Perspectives économiques au Maroc

  • La croissance au Maroc s’est limitée à 1.5 % en 2016, en raison de la mauvaise pluviométrie, mais elle est attendue à 3.7 % en 2017.
  • Les élections législatives ont abouti en octobre 2016 à la victoire du Parti de la justice et du développement (PJD, droite islamiste).
  • La COP22 s’est tenue à Marrakech en novembre 2016 et a abouti à l’entrée en vigueur rapide de l’Accord de Paris, ratifié par 115 pays, représentant plus de 75 % des émissions mondiales de gaz à effet de serre.

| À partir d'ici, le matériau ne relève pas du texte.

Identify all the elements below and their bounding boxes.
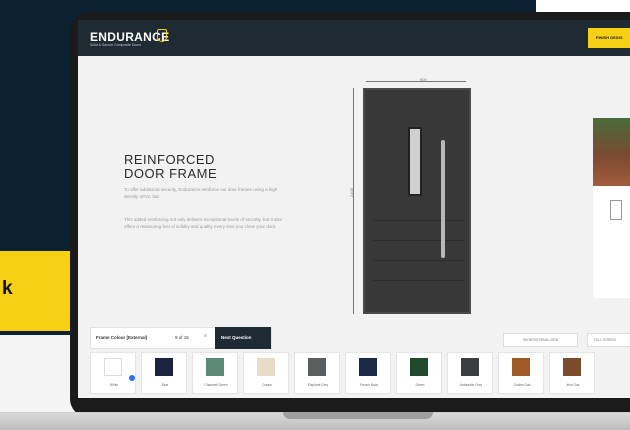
next-question-button[interactable]: Next Question	[215, 327, 271, 349]
colour-swatch[interactable]: Cream	[243, 352, 289, 394]
door-height-label: 2100	[348, 188, 354, 197]
colour-swatch[interactable]: French Navy	[345, 352, 391, 394]
full-screen-button[interactable]: FULL SCREEN	[587, 333, 630, 347]
colour-swatch[interactable]: Elephant Grey	[294, 352, 340, 394]
swatch-label: Anthracite Grey	[459, 383, 483, 387]
door-groove	[373, 240, 463, 241]
door-height-dimension-line	[353, 88, 354, 314]
heading-line-1: REINFORCED	[124, 152, 215, 167]
door-groove	[373, 220, 463, 221]
laptop-screen: ENDURANCE Solid & Secure Composite Doors…	[78, 20, 630, 398]
current-step-label: Frame Colour (External)	[96, 335, 148, 340]
shield-logo-icon	[157, 29, 167, 42]
swatch-label: White	[109, 383, 119, 387]
door-width-dimension-line	[366, 81, 466, 82]
colour-swatch[interactable]: White	[90, 352, 136, 394]
colour-swatch[interactable]: Blue	[141, 352, 187, 394]
heading-line-2: DOOR FRAME	[124, 166, 218, 181]
door-width-label: 900	[420, 77, 427, 82]
door-glass-panel	[408, 127, 422, 196]
swatch-colour-chip	[563, 358, 581, 376]
swatch-colour-chip	[257, 358, 275, 376]
colour-swatch[interactable]: Green	[396, 352, 442, 394]
swatch-colour-chip	[359, 358, 377, 376]
swatch-label: Irish Oak	[566, 383, 580, 387]
colour-swatch[interactable]: Golden Oak	[498, 352, 544, 394]
promo-banner-text[interactable]: k	[2, 278, 13, 300]
step-counter: 9 of 15	[175, 335, 189, 340]
description-paragraph-2: This added reinforcing not only delivers…	[124, 217, 283, 229]
swatch-label: Chartwell Green	[204, 383, 228, 387]
colour-swatch[interactable]: Irish Oak	[549, 352, 595, 394]
laptop-base-notch	[283, 412, 433, 419]
menu-icon[interactable]: ≡	[204, 333, 207, 339]
door-bar-handle	[441, 140, 445, 258]
swatch-colour-chip	[512, 358, 530, 376]
show-internal-view-button[interactable]: SHOW INTERNAL VIEW	[503, 333, 578, 347]
swatch-colour-chip	[206, 358, 224, 376]
colour-swatch-row: White Blue Chartwell Green Cream Elephant Gr…	[90, 352, 630, 396]
description-paragraph-1: To offer additional security, Endurance …	[124, 187, 278, 199]
door-groove	[373, 260, 463, 261]
swatch-label: Golden Oak	[513, 383, 531, 387]
section-heading: REINFORCED DOOR FRAME	[124, 153, 284, 181]
swatch-colour-chip	[461, 358, 479, 376]
house-photo-thumbnail[interactable]	[593, 118, 630, 186]
brand-tagline: Solid & Secure Composite Doors	[90, 43, 142, 47]
swatch-label: Blue	[161, 383, 169, 387]
swatch-label: Cream	[262, 383, 272, 387]
colour-swatch[interactable]: Chartwell Green	[192, 352, 238, 394]
colour-swatch[interactable]: Anthracite Grey	[447, 352, 493, 394]
swatch-colour-chip	[308, 358, 326, 376]
selected-indicator-icon	[129, 375, 135, 381]
door-outline-icon[interactable]	[610, 200, 622, 220]
swatch-label: Elephant Grey	[307, 383, 329, 387]
swatch-label: Green	[415, 383, 425, 387]
door-groove	[373, 280, 463, 281]
finish-design-button[interactable]: FINISH DESIG	[588, 28, 630, 48]
swatch-colour-chip	[155, 358, 173, 376]
door-preview	[363, 88, 471, 314]
swatch-colour-chip	[410, 358, 428, 376]
swatch-label: French Navy	[359, 383, 379, 387]
app-header: ENDURANCE Solid & Secure Composite Doors…	[78, 20, 630, 56]
swatch-colour-chip	[104, 358, 122, 376]
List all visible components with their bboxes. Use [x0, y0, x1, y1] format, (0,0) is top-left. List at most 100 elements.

Limitée à 1.5 % en 2016, en raison de la mauvaise pluviométrie, la croissance est attendue à 3.7 % en 2017. Les grandes politiques publiques commencent à porter leurs fruits, avec la diversification progressive des sources de croissance dans l’agriculture et l’essor continu de l’industrie, automobile en tête. L’amélioration exceptionnelle du climat des affaires (en progression de 60 places depuis 2008 dans le rapport Doing Business de la Banque mondiale), le développement soutenu des infrastructures (portuaires et ferroviaires en particulier pour 2016) et la stabilité du pays permettent d’attirer les investissements directs étrangers (IDE), de façon remarquable à l’échelle de la sous-région et du continent. Cette dynamique va de pair avec l’amélioration des principaux agrégats macroéconomiques, avec un déficit budgétaire attendu à 3.0 % en 2017.

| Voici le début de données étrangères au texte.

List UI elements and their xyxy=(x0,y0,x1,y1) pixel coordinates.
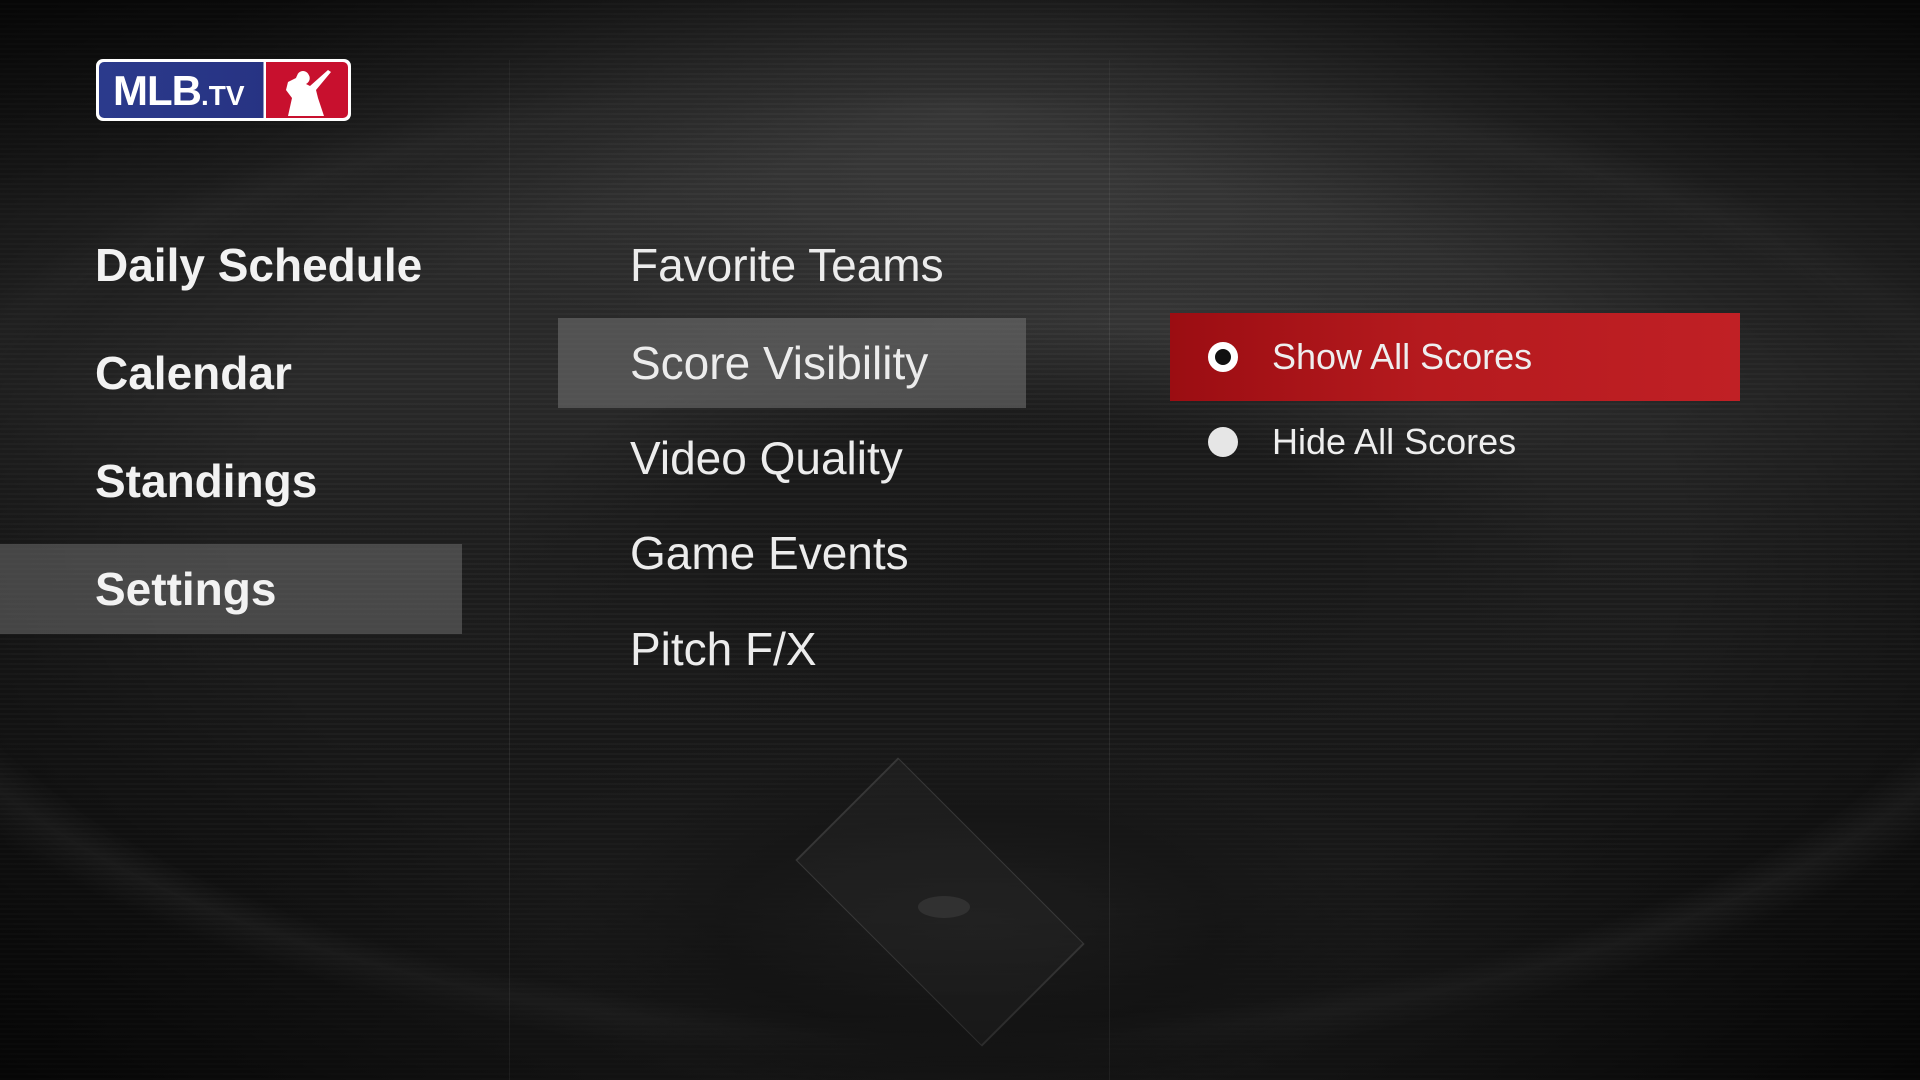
settings-item-game-events[interactable]: Game Events xyxy=(558,508,1026,598)
settings-item-label: Favorite Teams xyxy=(630,239,944,291)
option-label: Show All Scores xyxy=(1272,336,1533,377)
settings-item-pitch-fx[interactable]: Pitch F/X xyxy=(558,604,1026,694)
mlbtv-settings-screen: MLB.TV Daily Schedule Calendar Standings… xyxy=(0,0,1920,1080)
option-hide-all-scores[interactable]: Hide All Scores xyxy=(1170,398,1740,486)
option-label: Hide All Scores xyxy=(1272,421,1517,462)
nav-item-daily-schedule[interactable]: Daily Schedule xyxy=(0,220,462,310)
nav-item-standings[interactable]: Standings xyxy=(0,436,462,526)
settings-item-score-visibility[interactable]: Score Visibility xyxy=(558,318,1026,408)
settings-item-label: Game Events xyxy=(630,527,909,579)
logo-badge: MLB.TV xyxy=(99,62,348,118)
nav-item-settings[interactable]: Settings xyxy=(0,544,462,634)
option-show-all-scores[interactable]: Show All Scores xyxy=(1170,313,1740,401)
nav-item-label: Calendar xyxy=(95,347,292,399)
settings-item-label: Score Visibility xyxy=(630,337,929,389)
radio-unselected-icon xyxy=(1208,427,1238,457)
logo-suffix: .TV xyxy=(200,80,245,111)
nav-item-label: Standings xyxy=(95,455,318,507)
mlbtv-logo: MLB.TV xyxy=(96,59,351,121)
nav-item-calendar[interactable]: Calendar xyxy=(0,328,462,418)
batter-silhouette-icon xyxy=(286,70,331,116)
settings-item-label: Pitch F/X xyxy=(630,623,817,675)
logo-wordmark: MLB.TV xyxy=(113,66,245,118)
settings-item-label: Video Quality xyxy=(630,432,903,484)
nav-item-label: Settings xyxy=(95,563,277,615)
column-divider-left xyxy=(509,60,510,1080)
nav-item-label: Daily Schedule xyxy=(95,239,423,291)
logo-text: MLB xyxy=(113,67,202,114)
radio-selected-icon xyxy=(1208,342,1238,372)
settings-item-video-quality[interactable]: Video Quality xyxy=(558,413,1026,503)
column-divider-right xyxy=(1109,60,1110,1080)
settings-item-favorite-teams[interactable]: Favorite Teams xyxy=(558,220,1026,310)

Deux grandes tendances se dessinent en termes de politiques publiques en 2016. Premièrement, l’organisation de la Conférence des parties (COP22) sur le climat à Marrakech a été le point d’orgue d’une année résolument tournée vers les questions environnementales. La première centrale du complexe solaire Noor à Ouarzazate a été inaugurée en février 2016, et les travaux des deuxième et troisième centrales lancés. De plus, l’opération Zéro-Mika a abouti à l’interdiction totale des sacs en plastique, grâce à la sensibilisation et l’instauration d’alternatives. Deuxième grande tendance : le Maroc resserre ses liens avec l’Afrique de manière active. Le souhait formulé par le roi Mohammed VI de voir le pays réintégrer l’Union africaine (UA) lors de son 27e sommet en juillet 2016 s’est concrétisé en janvier 2017. Cette annonce a été suivie par l’organisation en octobre 2016 d’une tournée royale dans en Tanzanie, au Rwanda, en Éthiopie, à Madagascar et au Nigéria, autant de partenaires moins traditionnels que les pays d’Afrique de l’Ouest francophone. La construction d’un gazoduc reliant le Maroc et le Nigéria a ainsi été lancée en décembre et un contrat de 2 milliards d’euros (EUR) signé avec l’Éthiopie pour édifier un complexe industriel visant à rendre ce pays autosuffisant à l’horizon 2025 dans sa production d’engrais agricoles.Du point de vue de l’entrepreneuriat et de l’industrialisation, thématique des Perspectives économiques de l’Afrique (PEA) en 2017, les performances des nouveaux métiers du Maroc (automobile, aéronautique et électronique) ont permis de modifier en profondeur le panier des exportations, après une décennie de stratégies actives dans ce sens. Néanmoins, des obstacles au développement des entreprises persistent. Le diagnostic de croissance, réalisé en 2015 par la Banque africaine de développement (BAfD), les autorités et le Millenium Challenge Corporation (MCC), identifie l’éducation et certains aspects de l’environnement réglementaire (fiscalité, système juridique, foncier) comme les contraintes majeures au développement des petites et moyennes entreprises (PME). Le poids du secteur informel est lui aussi régulièrement pointé du doigt. Le développement du statut de l’auto-entrepreneur en 2015 et l’extension progressive de la couverture sociale aux indépendants devraient permettre de faire passer vers le secteur formel une partie des acteurs engagés dans l’informel.